A partir de la réalité vécue par la population mondiale durement frappée par cette pandémie, différents militants des mouvements nationaux affiliés au MMTC témoignent et nous incitent à réfléchir et à ouvrir notre regard sur le monde.
Ile Rodrigues, Océan Indien (Région Afrique). Jean Claude Tolbize, Militant LOAC Rodrigues et co-président du MMTC, souligne l’augmentation importante du nombre de chômeurs dans les îles du fait notamment de l’absence de touristes. Ces personnes n’ont pas accès, de par leur fonction, au télétravail. Cette situation se retrouve également sur les autres continents: africains, européens, asiatiques et américains.
Singapour (Asie de l’Est). Sinapan Samydorai, militant du CFSM Singapour et conseiller pour sa région explique comment le télétravailleur utilise des outils de communication pour effectuer des tâches professionnelles à domicile ou dans un endroit éloigné.
Brésil (Amérique du Sud). Mariah Francisco et Mariléa Damasio souligne que le télétravail, également appelé «home office», n’est pas nouveau. Plusieurs entreprises ont rejoint ce module de travail en raison des nouvelles règles d’isolement social lors de la pandémie COVID 19, qui a débuté au début de 2020.
Tyrol du Sud, Italie (Europe). La coordination nationale du mouvement KVW, présente les actions menées par les militants du mouvement avec les jeunes afin de mieux les aider dans leur formation technique, sociale et politique afin que chaque être humain soit au centre du développement.

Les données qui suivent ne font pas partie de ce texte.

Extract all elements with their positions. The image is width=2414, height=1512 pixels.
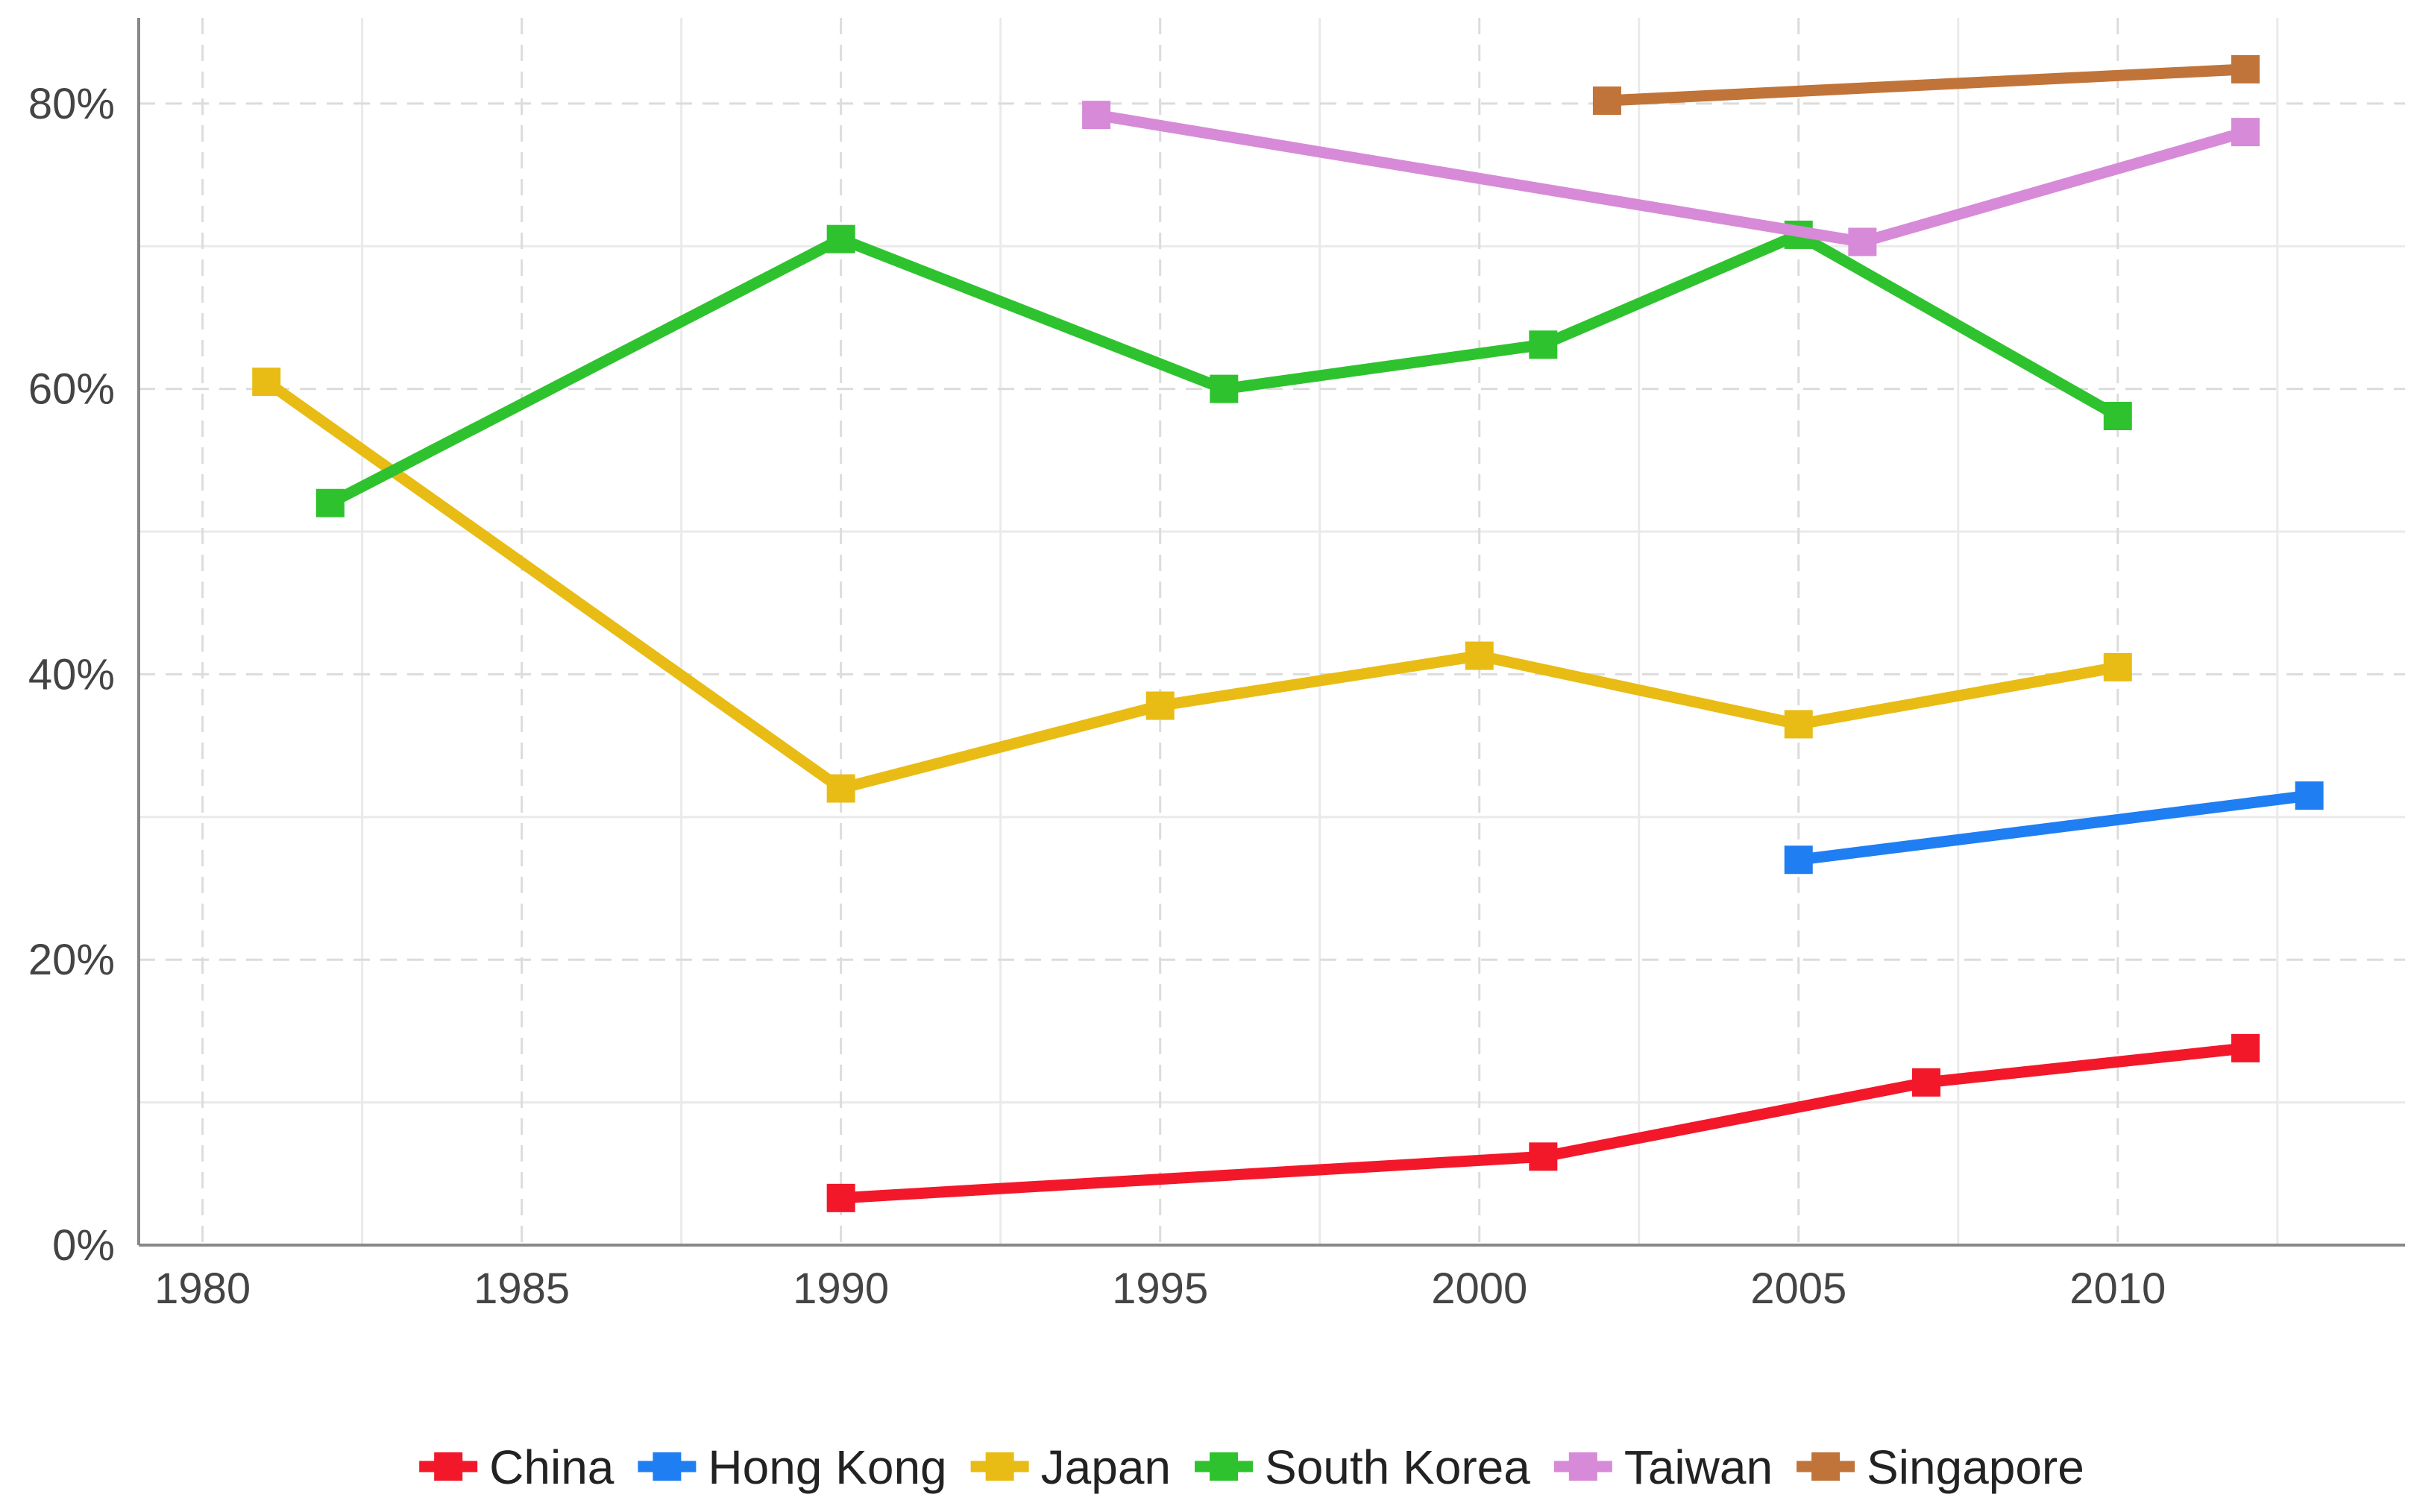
data-point-hong-kong <box>2295 781 2324 810</box>
legend-item-singapore: Singapore <box>1797 1440 2084 1494</box>
data-point-japan <box>826 774 855 803</box>
series-china <box>826 1033 2260 1212</box>
x-tick-label: 1990 <box>793 1264 889 1313</box>
legend-label: Singapore <box>1867 1440 2084 1494</box>
legend-marker <box>1210 1452 1239 1481</box>
data-point-china <box>1911 1068 1940 1097</box>
data-point-south-korea <box>1210 374 1239 403</box>
series-line-japan <box>260 376 2124 795</box>
legend-label: Japan <box>1041 1440 1171 1494</box>
data-point-taiwan <box>1848 227 1877 256</box>
series-line-south-korea <box>324 229 2124 509</box>
data-point-singapore <box>2231 54 2260 84</box>
data-point-singapore <box>1592 86 1621 116</box>
data-point-taiwan <box>1082 101 1111 130</box>
x-tick-label: 1980 <box>154 1264 251 1313</box>
axes <box>137 18 2405 1247</box>
legend-item-china: China <box>419 1440 614 1494</box>
data-point-japan <box>1465 641 1494 670</box>
data-point-japan <box>252 368 281 397</box>
series-south-korea <box>315 220 2132 517</box>
data-point-china <box>2231 1033 2260 1062</box>
data-point-taiwan <box>2231 118 2260 147</box>
series-line-singapore <box>1601 63 2251 107</box>
x-tick-label: 2005 <box>1750 1264 1846 1313</box>
legend-item-japan: Japan <box>970 1440 1171 1494</box>
series-hong-kong <box>1784 781 2324 875</box>
data-point-china <box>826 1183 855 1212</box>
series-japan <box>252 368 2132 803</box>
series-singapore <box>1592 54 2260 116</box>
legend-label: Taiwan <box>1624 1440 1773 1494</box>
data-point-japan <box>1145 691 1175 720</box>
legend-item-taiwan: Taiwan <box>1553 1440 1773 1494</box>
series-taiwan <box>1082 101 2260 256</box>
legend-label: South Korea <box>1265 1440 1530 1494</box>
data-point-south-korea <box>315 488 345 517</box>
legend-marker <box>1568 1452 1597 1481</box>
y-tick-label: 40% <box>28 650 115 699</box>
x-tick-label: 2010 <box>2069 1264 2166 1313</box>
y-tick-label: 80% <box>28 80 115 128</box>
series-line-china <box>835 1042 2251 1204</box>
data-point-japan <box>2103 652 2132 681</box>
series-line-hong-kong <box>1793 790 2316 866</box>
legend-label: China <box>489 1440 614 1494</box>
legend: China Hong Kong Japan South Korea Taiwan Sing… <box>419 1440 2084 1494</box>
legend-marker <box>1811 1452 1841 1481</box>
series-line-taiwan <box>1090 109 2251 248</box>
data-point-japan <box>1784 710 1813 739</box>
data-point-south-korea <box>2103 401 2132 430</box>
legend-item-south-korea: South Korea <box>1195 1440 1530 1494</box>
legend-label: Hong Kong <box>708 1440 946 1494</box>
data-point-china <box>1529 1142 1558 1171</box>
data-point-south-korea <box>826 224 855 253</box>
legend-marker <box>985 1452 1014 1481</box>
y-tick-label: 20% <box>28 936 115 984</box>
legend-marker <box>653 1452 682 1481</box>
legend-marker <box>434 1452 463 1481</box>
x-tick-label: 1995 <box>1112 1264 1208 1313</box>
y-tick-label: 0% <box>52 1221 115 1270</box>
y-tick-label: 60% <box>28 365 115 414</box>
data-point-south-korea <box>1529 330 1558 359</box>
x-tick-label: 1985 <box>474 1264 570 1313</box>
series-lines <box>252 54 2324 1212</box>
data-point-hong-kong <box>1784 845 1813 875</box>
tick-labels: 1980 1985 1990 1995 2000 2005 2010 0% 20% 40% 60% 8… <box>28 80 2166 1313</box>
grid <box>139 18 2405 1247</box>
x-tick-label: 2000 <box>1431 1264 1527 1313</box>
legend-item-hong-kong: Hong Kong <box>638 1440 947 1494</box>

République Centrafricaine (RCA). Le vice-président, Joseph Roméo explique qu’au sein de son mouvement, de nombreux membres sont issus de l’économie informelle: commerçants, soudeurs, menuisiers, agriculteurs, retraités, etc. Par conséquent, il est difficile pour cette catégorie de personnes de rester confinés à la maison car ces travailleurs gagnent au jour le jour leur pain quotidien.
Portugal (Europe). Un militant de la LOC/MTC, Ricardo Coelho présente son témoignage. Sa vie quotidienne a radicalement changé. Certes le trafic aux heures de pointe du matin a disparu mais aussi le petit-déjeuner habituel entre collègues: il travaille de chez lui.
Josep Jiménez Montejo, aumônier de l’ACO Espagne et de la coordination européenne MTC Europe, rend compte du séminaire organisé par le Mouvement européen en 2018 avec pour thème «Travail numérique. Travaillez n’importe quand, n’importe où. Impact sur les travailleurs et leurs familles». Entre le désir d’autonomie et la nécessité d’un cadre juridique et normatif pour le travail.
La réalité vécue par les travailleurs sur les quatre continents où le MMTC est présent avec ses actions de formation et d’engagement, nous permet ainsi d’analyser et d’approfondir notre propre situation et notre engagement, à la lumière des expériences et des actions menées par d’autres à travers le monde.
L’observatoire de l’OIT (Organisation internationale du travail) a mis en lumière les effets dévastateurs que la pandémie continue d’avoir sur l’emploi et les revenus du travail, depuis le début de 2020, ainsi que l’impact négatif généralisé sur le marché du travail. Les décideurs devront donc continuer à favoriser l’emploi et à garantir les revenus dans les mois à venir, y compris en 2021, et à relever les défis fondamentaux posés par cette pandémie.
Il reste essentiel d’harmoniser et de planifier les mesures aux niveaux politique, sanitaire, économique et social pour que les travailleurs et les travailleuses, et en particulier les plus pauvres, ne subissent pas encore davantage les effets de cette crise sanitaire internationale.